Terlihat bus tingkat merah sudah datang dari kejauhan, berhenti di halte tempatku saat ini berdiri, beberapa penumpang yang sudah menunggu kedatangan bus satu persatu masuk, aku? Hanya diam, masih berdiri tak berniat menaiki transportasi yang biasa mengantarku sehari-hari itu.
Bus melaju meninggalkanku seorang diri, kulirik jam di layar ponsel yang kugenggam, lumayan siang, pukul 9 pagi, dan sinar mentari yang semula hangat sudah mulai terasa panas.

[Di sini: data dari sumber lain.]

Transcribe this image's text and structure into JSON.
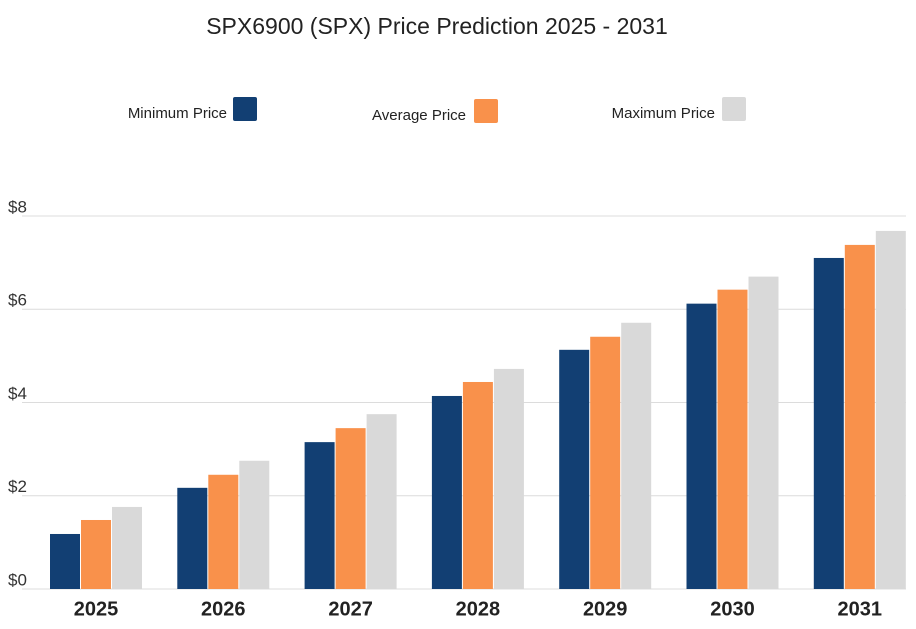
{
  "chart_data": {
    "type": "bar",
    "title": "SPX6900 (SPX) Price Prediction 2025 - 2031",
    "categories": [
      "2025",
      "2026",
      "2027",
      "2028",
      "2029",
      "2030",
      "2031"
    ],
    "series": [
      {
        "name": "Minimum Price",
        "color": "#123f73",
        "values": [
          1.18,
          2.17,
          3.15,
          4.14,
          5.13,
          6.12,
          7.1
        ]
      },
      {
        "name": "Average Price",
        "color": "#f9914b",
        "values": [
          1.48,
          2.45,
          3.45,
          4.44,
          5.41,
          6.42,
          7.38
        ]
      },
      {
        "name": "Maximum Price",
        "color": "#d9d9d9",
        "values": [
          1.76,
          2.75,
          3.75,
          4.72,
          5.71,
          6.7,
          7.68
        ]
      }
    ],
    "ylim": [
      0,
      8
    ],
    "yticks": [
      {
        "value": 0,
        "label": "$0"
      },
      {
        "value": 2,
        "label": "$2"
      },
      {
        "value": 4,
        "label": "$4"
      },
      {
        "value": 6,
        "label": "$6"
      },
      {
        "value": 8,
        "label": "$8"
      }
    ],
    "grid": true
  }
}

"Sseett!" mobil yang kutunggu datang.
"Menunggu lama, Nona?" Tuan Leonel bicara dari dalam mobil, dengan kaca pintu yang ia buka.

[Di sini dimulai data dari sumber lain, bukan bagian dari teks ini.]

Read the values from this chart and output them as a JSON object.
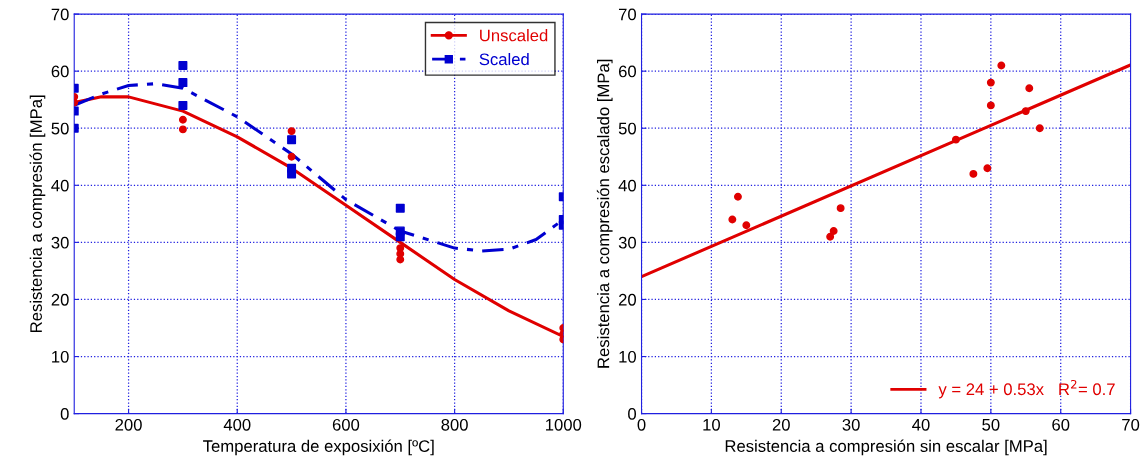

Aku mencebik kesal, tak menanggapi dan berjalan berputar membuka pintu jok belakang, sebelah Tuan Leonel.
Mobil melaju dengan kecepatan sedang membelah jalan kota London yang ramai lancar.
Panas yang tadi kurasa kini berganti dengan hawa sejuk nan dingin dari AC mobil mewah Tuan Leonel.
"Tuan?"
"Hem?"
"Apa kau yakin, jika adikmu, Erdhan Dankar bersedia untuk bertanggung jawab?" aku membuka suara, mengajaknya bicara memecah keheningan.

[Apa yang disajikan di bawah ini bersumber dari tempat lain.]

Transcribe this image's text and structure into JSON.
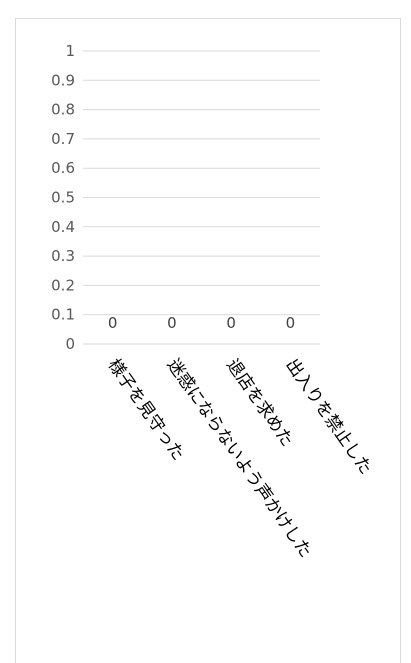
{
  "chart_data": {
    "type": "bar",
    "title": "",
    "xlabel": "",
    "ylabel": "",
    "categories": [
      "様子を見守った",
      "迷惑にならないよう声かけした",
      "退店を求めた",
      "出入りを禁止した"
    ],
    "values": [
      0,
      0,
      0,
      0
    ],
    "data_labels": [
      "0",
      "0",
      "0",
      "0"
    ],
    "ylim": [
      0,
      1
    ],
    "yticks": [
      "0",
      "0.1",
      "0.2",
      "0.3",
      "0.4",
      "0.5",
      "0.6",
      "0.7",
      "0.8",
      "0.9",
      "1"
    ],
    "grid": true,
    "legend": "none",
    "colors": {
      "gridline": "#d9d9d9",
      "tick_text": "#595959",
      "label_text": "#404040",
      "category_text": "#000000",
      "border": "#d9d9d9"
    }
  }
}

"Jika dia masih ingin hidup, maka dia harus mempertanggung jawabkan perbuatannya," jawab Tuan Leonel santai, aku mengangguk percaya, sepertinya cukup mudah bagi Tuan Leonel untuk mengendalikan adiknya.
"Itu pun jika terbukti janin yang dikandung temanmu itu adalah anak dari adikku." lanjut Tuan Leonel menegaskan.
Yah, kami telah membuat perjanjian semalam sebelum aku diantar pulang. Tuan Leonel akan membantuku dan bahkan dia akan memaksa adiknya, Erdhan, untuk bertanggung jawab jika memang terbukti benar janin yang dikandung Crishtie adalah anaknya Erdhan.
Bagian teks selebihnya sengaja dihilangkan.